Dzieci mają to do siebie że lubią wyrastać z danego rozmiaru pieluch akurat kiedy rodzice kupią giga-pakę. Peszek. To znaczy dla nas dobrze, bo rodzice tacy z reguły owe giga-paki nam podarowują, no bo co z tym zrobią.

b) znajomi z dziećmi w podobnym wieku którym pieluszki których używamy się nie sprawdziły

Rozumowanie to samo jak wyżej.

c) allegro/ebay etc

Dużo rodziców w sytuacji a) lub b) którzy nie mają znajomych z dziećmi młodszymi lub w podobnym wieku pozbywa się poczynionych zapasów na serwisach aukcyjnych w dobrej cenie. Warto patrzeć

d) wymiana pieluszek na tańsze

Trzeba testować, no. A nóż Dady, jak w naszym przypadku, sprawdzą się nawet lepiej niż Pampersy?

e) Ceneo

Ceneo czy inna porównywarka cen. Ja już tylko tak kupuję pieluchy (poza Dadami z Biedry, jasna rzecz). Wpisujemy co nas interesuje, a Ceneo nam pokazuje gdzie dostaniemy daną rzecz najtaniej i linkuje nas do odpowiedniego sklepu. Uwaga na gigapaki, bo czasem w mniejszych opakowaniach (podczas promo) wychodzi cały interes online taniej. Wyszukiwarka pokazuje nam ile to wychodzi w przeliczeniu na sztukę i ogólnie takie zamówienie to nic prostszego a oszczędzić można i 1/3 ceny hipermarketowej. Plus kurier pod same drzwi więc nie trzeba tego dźwigać. Woohoo!
  
No i jak już tak pooszczędzamy... To z dużo mniejszymi wyrzutami sumienia możemy się szarpnąć na otulacze bambusowe aden+anais o których pewna znajoma mama kusicielka-gadżeciarka pisałą u siebie na blogu a my od zmacania owych w tej znajomej mamy ogrodzie nie możemy bez nich (a jakże!) żyć (patrz: ja!!!!!)

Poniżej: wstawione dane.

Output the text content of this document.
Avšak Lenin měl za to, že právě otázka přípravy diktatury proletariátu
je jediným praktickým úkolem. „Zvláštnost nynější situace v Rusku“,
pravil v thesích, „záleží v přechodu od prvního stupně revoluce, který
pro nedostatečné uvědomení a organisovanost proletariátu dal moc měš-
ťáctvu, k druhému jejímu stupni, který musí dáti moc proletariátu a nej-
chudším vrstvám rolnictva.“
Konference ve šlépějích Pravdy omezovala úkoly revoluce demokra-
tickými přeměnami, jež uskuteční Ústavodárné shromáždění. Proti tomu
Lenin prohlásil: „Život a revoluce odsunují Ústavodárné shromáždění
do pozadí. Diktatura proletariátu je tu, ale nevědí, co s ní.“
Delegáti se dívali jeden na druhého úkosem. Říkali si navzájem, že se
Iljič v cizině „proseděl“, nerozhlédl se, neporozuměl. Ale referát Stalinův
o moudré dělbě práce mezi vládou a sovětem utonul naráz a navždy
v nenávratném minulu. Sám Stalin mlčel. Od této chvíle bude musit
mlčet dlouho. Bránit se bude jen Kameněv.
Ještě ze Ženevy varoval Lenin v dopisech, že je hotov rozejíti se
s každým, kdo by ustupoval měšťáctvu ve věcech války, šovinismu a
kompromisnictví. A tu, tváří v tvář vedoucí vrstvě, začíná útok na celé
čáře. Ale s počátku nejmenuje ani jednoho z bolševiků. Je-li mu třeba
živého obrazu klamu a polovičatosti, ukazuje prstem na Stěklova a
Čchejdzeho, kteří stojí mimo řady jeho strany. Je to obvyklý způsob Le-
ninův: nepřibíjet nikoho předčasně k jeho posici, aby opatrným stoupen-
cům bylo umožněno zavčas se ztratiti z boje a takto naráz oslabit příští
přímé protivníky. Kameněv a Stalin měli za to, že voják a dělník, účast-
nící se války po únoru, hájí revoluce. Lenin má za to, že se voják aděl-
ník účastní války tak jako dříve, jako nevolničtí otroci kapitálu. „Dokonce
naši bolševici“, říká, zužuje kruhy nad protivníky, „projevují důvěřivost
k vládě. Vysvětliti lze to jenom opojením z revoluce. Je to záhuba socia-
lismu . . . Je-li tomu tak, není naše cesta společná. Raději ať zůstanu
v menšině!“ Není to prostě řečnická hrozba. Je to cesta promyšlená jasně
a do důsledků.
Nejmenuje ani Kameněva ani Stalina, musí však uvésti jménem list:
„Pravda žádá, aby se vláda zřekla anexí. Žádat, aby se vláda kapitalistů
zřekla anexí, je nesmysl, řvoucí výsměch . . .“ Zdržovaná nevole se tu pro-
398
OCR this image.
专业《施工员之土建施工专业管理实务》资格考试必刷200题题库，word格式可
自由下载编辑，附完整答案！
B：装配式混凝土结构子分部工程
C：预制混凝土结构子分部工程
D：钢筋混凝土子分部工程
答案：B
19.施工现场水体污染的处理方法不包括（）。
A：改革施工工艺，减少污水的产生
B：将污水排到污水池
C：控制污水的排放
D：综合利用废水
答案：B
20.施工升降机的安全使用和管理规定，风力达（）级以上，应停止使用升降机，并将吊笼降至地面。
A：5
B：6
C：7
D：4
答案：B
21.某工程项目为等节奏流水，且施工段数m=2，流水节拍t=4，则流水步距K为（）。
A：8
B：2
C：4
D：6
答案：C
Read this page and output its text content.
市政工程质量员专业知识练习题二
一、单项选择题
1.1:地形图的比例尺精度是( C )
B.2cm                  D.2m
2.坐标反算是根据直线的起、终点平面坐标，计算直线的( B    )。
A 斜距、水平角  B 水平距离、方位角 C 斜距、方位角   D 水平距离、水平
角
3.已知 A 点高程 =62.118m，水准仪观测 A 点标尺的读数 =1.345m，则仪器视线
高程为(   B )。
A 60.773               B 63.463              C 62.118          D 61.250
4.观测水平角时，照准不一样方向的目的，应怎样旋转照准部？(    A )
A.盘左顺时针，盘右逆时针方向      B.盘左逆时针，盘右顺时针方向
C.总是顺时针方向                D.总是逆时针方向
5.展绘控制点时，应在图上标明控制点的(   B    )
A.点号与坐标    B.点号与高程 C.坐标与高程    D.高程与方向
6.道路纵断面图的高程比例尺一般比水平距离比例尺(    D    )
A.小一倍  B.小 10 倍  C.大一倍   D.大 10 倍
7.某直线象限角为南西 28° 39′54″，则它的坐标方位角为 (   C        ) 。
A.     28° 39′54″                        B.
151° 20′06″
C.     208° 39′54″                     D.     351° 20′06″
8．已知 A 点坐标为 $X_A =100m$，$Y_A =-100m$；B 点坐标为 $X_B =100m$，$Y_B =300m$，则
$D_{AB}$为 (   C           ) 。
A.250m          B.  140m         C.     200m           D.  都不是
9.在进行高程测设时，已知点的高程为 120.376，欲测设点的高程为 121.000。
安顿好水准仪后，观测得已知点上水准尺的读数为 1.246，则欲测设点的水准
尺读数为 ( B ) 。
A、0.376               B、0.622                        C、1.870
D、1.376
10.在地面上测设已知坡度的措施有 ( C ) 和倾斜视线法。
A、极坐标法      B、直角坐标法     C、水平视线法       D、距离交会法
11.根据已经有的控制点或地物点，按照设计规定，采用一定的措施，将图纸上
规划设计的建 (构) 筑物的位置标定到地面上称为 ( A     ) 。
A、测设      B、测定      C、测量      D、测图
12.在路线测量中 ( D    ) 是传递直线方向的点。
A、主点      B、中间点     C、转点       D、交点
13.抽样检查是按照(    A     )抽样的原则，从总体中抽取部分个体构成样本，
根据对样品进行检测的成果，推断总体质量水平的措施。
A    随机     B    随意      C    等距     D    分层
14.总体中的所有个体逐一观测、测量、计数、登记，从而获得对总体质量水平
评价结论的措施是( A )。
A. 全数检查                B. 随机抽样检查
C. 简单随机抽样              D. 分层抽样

A Wy jak? Szastacie pieniędzmi na prawo i lewo jeśli chodzi o zakupy dla Waszych dzieci, czy wręcz przeciwnie, oszczędzacie gdzie się da?

Ściskamy,
z&m

'Oszczędzają bogaci i nam się opłaci' jak mawia porzekadło - a tu Mill w kiecce odziedziczonej po dziecku znajomych i swojej starej/nowej macie edukacyjnej



17 comments:

  1. Ja zdecydowanie oszczędzam. Ciuchy z megapaczki (ależ mi się trafiły w świetnym stanie!). Minimalizacja gadżetów, dwie butelki (ale przy braku laktatora, to średnio się przydają jednak :D), dwa smoczki (gratisy), łóżeczko od koleżanki kupione. Ciuszki wyjściowe typu sukienki dostałyśmy w prezencie. Do tego wielorazówki.
    Za to boję się, że wpadnę w szaleństwo kupowania pięknych chust do noszenia (jeszcze się wstrzymuję) i powrócę nagminnego kupowania książek dzieciowych (btw w Mamanii wyszła książka "Dziecko bez kosztów" :D).

    ReplyDelete
    Replies
    1. Dwie butelki przy braku laktatora powaliły mnie na kolana, szacun! :)
      I mega podziw za brak laktatora... U mnie teraz przydaje się średnio bo jestemz nią 24/7, ALE kiedy TM wróci i kiedy Matka Polka na nowo oswoi się z wnuczką... będę szaleć! :) Nie żebym wychodziła jakoś megadużo bez Mill, ale parę razy się zdarzyło... I mimo tego że kocham ją nad życie nie mogę doczekać się kolejnego wyjścia na kawę bez niej :)

      Za wielorazówki szacun, ja się poddałam zanim zaczęłam, bo ilość prania przy tak ulewającym dziecku i tak jest powalająca :(

      I za chusty też szacun nasza leży i średnio arz w tygodniu usiłuję Mill do niej przekonać, a ona słabo, słabo...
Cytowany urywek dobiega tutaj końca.